We also learn that it isn’t always necessary to head all the way downtown for foodie fixes. The suburbs of Chicago are equally well suited to indulgence—my brother-in-law takes us to the suburb of Mount Prospect (35km from Chicago) for “America’s best ice cream” (according to Good Morning America). Capannari’s is open only in summer, and is full of locals waiting to sample their creamy delights. I can’t quite make up my mind between their rocky road, peach melba, black raspberry, 10 years aged vanilla or cookie dough, so I make the most of “The Flight”: four small scoops of whatever you please. From my old friend—and now Chicago veteran—Gaurang, we learn Chicago’s worst-kept secret: The best view of the Chicago skyline is from the Signature Lounge on the 96th floor of the John Hancock Center (it’s actually from the ladies room of the Signature Lounge!). We save ourselves from the long queue to go up the Sears Tower and the $20 entry. Instead, we have a couple of $8 bottles of Goose Island 312 and enjoy the view. The food is notoriously disappointing and overpriced, so we were warned against bothering with the restaurant on the 95th floor. The Lounge does a pleasant cheese platter (don’t miss the raspberry coulis) and a chunky guacamole with nacho chips.

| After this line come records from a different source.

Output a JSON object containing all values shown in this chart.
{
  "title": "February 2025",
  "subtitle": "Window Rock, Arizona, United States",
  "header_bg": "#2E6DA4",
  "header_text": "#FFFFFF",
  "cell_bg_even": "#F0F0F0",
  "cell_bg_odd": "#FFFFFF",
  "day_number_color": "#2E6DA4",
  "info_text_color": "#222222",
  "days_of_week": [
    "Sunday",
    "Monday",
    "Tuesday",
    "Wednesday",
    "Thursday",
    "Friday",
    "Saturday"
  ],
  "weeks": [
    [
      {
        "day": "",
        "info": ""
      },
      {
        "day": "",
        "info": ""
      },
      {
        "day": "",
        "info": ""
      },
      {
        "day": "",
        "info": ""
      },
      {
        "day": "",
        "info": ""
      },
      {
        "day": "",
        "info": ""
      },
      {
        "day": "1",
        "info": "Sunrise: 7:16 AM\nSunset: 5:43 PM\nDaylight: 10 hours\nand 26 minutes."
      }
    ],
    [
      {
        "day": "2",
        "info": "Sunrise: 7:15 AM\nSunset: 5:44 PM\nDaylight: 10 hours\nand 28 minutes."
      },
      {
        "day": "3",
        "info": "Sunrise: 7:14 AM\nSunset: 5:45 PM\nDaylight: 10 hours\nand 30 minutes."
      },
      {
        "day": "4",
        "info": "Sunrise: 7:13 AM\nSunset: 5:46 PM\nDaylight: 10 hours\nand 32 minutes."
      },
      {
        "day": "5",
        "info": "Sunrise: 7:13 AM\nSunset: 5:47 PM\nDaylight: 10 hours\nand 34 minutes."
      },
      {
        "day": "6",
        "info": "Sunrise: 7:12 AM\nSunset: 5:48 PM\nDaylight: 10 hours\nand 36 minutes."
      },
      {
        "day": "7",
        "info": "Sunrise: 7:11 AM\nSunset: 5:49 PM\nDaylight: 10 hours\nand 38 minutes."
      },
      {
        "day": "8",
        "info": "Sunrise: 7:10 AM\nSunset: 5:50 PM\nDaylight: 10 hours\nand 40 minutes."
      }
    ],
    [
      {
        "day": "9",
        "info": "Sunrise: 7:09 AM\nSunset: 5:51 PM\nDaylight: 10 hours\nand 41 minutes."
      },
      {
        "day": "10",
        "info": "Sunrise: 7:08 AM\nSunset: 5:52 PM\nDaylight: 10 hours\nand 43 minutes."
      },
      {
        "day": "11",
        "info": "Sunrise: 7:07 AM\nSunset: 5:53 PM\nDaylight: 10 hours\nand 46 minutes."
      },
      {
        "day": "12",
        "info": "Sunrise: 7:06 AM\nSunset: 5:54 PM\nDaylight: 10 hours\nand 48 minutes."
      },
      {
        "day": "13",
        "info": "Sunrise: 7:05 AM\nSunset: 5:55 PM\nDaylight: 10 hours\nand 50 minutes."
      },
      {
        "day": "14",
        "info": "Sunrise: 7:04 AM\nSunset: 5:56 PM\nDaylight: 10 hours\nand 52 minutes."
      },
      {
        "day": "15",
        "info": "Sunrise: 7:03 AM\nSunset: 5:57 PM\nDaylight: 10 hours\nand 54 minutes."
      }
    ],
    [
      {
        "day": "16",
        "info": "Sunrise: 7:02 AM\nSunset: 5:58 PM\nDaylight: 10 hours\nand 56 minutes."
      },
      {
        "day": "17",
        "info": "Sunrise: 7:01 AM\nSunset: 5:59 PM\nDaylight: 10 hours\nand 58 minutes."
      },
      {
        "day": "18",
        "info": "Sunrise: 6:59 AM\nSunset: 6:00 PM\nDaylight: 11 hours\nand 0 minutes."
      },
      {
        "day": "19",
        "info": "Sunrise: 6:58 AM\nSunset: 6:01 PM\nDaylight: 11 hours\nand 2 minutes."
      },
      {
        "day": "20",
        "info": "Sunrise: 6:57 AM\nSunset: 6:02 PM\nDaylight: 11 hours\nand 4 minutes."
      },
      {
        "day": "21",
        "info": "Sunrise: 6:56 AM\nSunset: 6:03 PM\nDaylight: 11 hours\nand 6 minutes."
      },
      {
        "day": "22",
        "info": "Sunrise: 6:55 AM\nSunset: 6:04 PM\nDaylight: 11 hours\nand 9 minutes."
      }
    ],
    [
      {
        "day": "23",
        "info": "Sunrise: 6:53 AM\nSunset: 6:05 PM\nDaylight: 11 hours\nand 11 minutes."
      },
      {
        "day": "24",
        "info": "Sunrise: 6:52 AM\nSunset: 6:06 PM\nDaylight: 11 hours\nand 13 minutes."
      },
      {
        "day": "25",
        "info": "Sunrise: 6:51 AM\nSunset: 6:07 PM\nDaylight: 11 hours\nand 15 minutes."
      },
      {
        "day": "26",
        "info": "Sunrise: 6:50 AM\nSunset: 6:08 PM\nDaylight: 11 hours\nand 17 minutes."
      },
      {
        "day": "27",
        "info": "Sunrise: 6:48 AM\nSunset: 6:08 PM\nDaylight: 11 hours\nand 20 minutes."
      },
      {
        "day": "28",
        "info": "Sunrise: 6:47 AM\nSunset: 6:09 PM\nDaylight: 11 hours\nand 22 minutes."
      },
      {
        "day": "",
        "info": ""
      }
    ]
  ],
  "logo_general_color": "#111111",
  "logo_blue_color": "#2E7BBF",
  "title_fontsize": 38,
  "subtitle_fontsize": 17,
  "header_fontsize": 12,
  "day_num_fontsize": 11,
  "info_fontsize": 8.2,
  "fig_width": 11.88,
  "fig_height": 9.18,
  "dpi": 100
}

The final frontier for me was the “Italian Beef”. I was running low on Digene strips, so I couldn’t possibly do both Portillo’s and Al’s Beef. I decided to crowd-source suggestions from people I met randomly on the Metra, at airports and in museum queues. This actually worked better than a food tour—everyone has strong opinions about food in Chicago, and more importantly, they are more than eager to set you on the right path. Al’s won the poll, and how—they serve up a bulging sandwich with prime cuts of meat topped with sweet peppers and gravy and yet, miraculously, the sandwich doesn’t fall apart because the bread is almost made for the weight it has to carry and the liquid it has to soak. No surprises there, though—this is a city known for its design and architecture, after all.
Even after a week of indulgence, there are things left undone—Chinatown, an epic Chicago-style Sunday brunch, eating supersized burritos out of a truck, and of course, the Holy Grail of the Chicago food skyline, Alinea. To be honest, I did try for a reservation, two weeks in advance. The woman on the reservation line laughed for a good 2 minutes before politely saying “Sorry, ve aar booked owt.” Luckily, I have a visa that’s valid for 10 years.